We had to do three more trips for the amps and the speakers and it being school-home time we soon collected an audience of wannabe street urchins. Presumably the street urchins in Glasgow are bigger and tougher than the ones in London, because James paid them no mind. But I could see
Daniel and Max were uncomfortable. Nobody does hostile curiosity like a bunch of thirteen-year-olds who are putting off doing their homework. One skinny mixed-race girl cocked her head and asked whether we were in a band.

“What’s it look like?” I asked

“What kind of music do you play?” she asked. She had an entourage of little friends who giggled on cue. I’d gone to school with their elder brothers and sisters. They knew me but I was still fair game.

“Jazz,” I said. “You wouldn’t like it.”

“Yeah,” she said. “Swing, Latin, or fusion?”

The entourage duly laughed and pointed. I gave her the eye but she ignored me.

“We did jazz last term in music,” she said.

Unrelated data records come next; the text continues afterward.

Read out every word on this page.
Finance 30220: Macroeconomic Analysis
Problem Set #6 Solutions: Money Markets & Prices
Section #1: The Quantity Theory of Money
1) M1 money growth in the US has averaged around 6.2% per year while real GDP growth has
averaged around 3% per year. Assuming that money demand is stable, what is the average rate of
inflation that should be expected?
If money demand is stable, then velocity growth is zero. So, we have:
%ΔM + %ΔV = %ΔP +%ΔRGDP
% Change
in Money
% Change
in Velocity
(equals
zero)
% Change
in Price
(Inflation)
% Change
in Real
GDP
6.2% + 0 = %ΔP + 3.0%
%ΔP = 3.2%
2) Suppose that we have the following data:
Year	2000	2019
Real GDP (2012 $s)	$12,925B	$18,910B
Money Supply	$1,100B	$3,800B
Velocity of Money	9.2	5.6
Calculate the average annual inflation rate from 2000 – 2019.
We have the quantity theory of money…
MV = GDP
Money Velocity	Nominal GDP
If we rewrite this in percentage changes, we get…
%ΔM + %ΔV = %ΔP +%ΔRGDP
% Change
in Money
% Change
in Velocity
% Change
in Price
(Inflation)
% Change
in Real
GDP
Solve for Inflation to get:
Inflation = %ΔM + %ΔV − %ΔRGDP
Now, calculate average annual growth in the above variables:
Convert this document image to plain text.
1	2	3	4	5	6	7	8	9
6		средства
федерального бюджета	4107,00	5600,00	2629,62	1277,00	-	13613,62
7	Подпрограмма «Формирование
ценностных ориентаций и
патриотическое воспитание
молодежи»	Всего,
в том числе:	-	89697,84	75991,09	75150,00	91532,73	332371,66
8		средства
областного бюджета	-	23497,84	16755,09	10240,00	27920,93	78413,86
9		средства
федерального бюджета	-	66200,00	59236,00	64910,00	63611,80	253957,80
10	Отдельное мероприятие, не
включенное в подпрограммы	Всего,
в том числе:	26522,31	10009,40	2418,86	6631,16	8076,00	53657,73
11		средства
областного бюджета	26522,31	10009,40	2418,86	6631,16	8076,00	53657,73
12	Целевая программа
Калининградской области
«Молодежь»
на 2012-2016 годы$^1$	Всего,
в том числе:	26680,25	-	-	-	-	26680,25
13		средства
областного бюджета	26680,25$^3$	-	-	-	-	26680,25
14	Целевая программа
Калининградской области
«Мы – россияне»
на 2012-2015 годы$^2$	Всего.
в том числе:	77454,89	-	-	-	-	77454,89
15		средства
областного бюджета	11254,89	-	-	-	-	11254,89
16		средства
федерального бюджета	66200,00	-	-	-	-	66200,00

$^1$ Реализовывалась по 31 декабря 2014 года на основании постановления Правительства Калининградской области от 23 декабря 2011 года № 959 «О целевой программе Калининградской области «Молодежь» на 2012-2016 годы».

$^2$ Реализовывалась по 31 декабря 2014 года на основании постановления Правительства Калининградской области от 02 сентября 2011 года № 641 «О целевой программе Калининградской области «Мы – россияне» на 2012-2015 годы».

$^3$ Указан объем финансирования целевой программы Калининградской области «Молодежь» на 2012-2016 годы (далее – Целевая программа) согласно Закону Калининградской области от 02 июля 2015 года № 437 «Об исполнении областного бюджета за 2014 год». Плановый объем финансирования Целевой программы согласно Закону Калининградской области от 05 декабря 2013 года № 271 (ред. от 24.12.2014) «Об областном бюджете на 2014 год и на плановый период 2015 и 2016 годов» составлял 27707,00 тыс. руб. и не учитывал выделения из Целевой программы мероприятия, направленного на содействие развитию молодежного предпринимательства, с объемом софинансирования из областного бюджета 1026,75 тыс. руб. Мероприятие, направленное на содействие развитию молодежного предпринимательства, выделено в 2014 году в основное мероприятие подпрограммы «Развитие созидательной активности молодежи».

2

“I bet your mum’s looking for you,” I said.

“No,” she said. “Can we come and watch?”

“No,” I said.

“We’ll be quiet,” she said.

“No you won’t.”

“How do you know?”

“I can see into the future,” I said.

“No you can’t,” she said.

“Why not?”

“ ’Cause that would be a violation of causticity,” she said.

“I blame
Doctor Who
,” said James.

“Causality,” I said.

“Whatever,” she said. “Can we watch?”

So I let them watch and they lasted two minutes into “Airegin”—which was longer than I’d expected them to.

“That’s your dad, innit,” she said helpfully when my dad put in an appearance. “I didn’t know he could play.”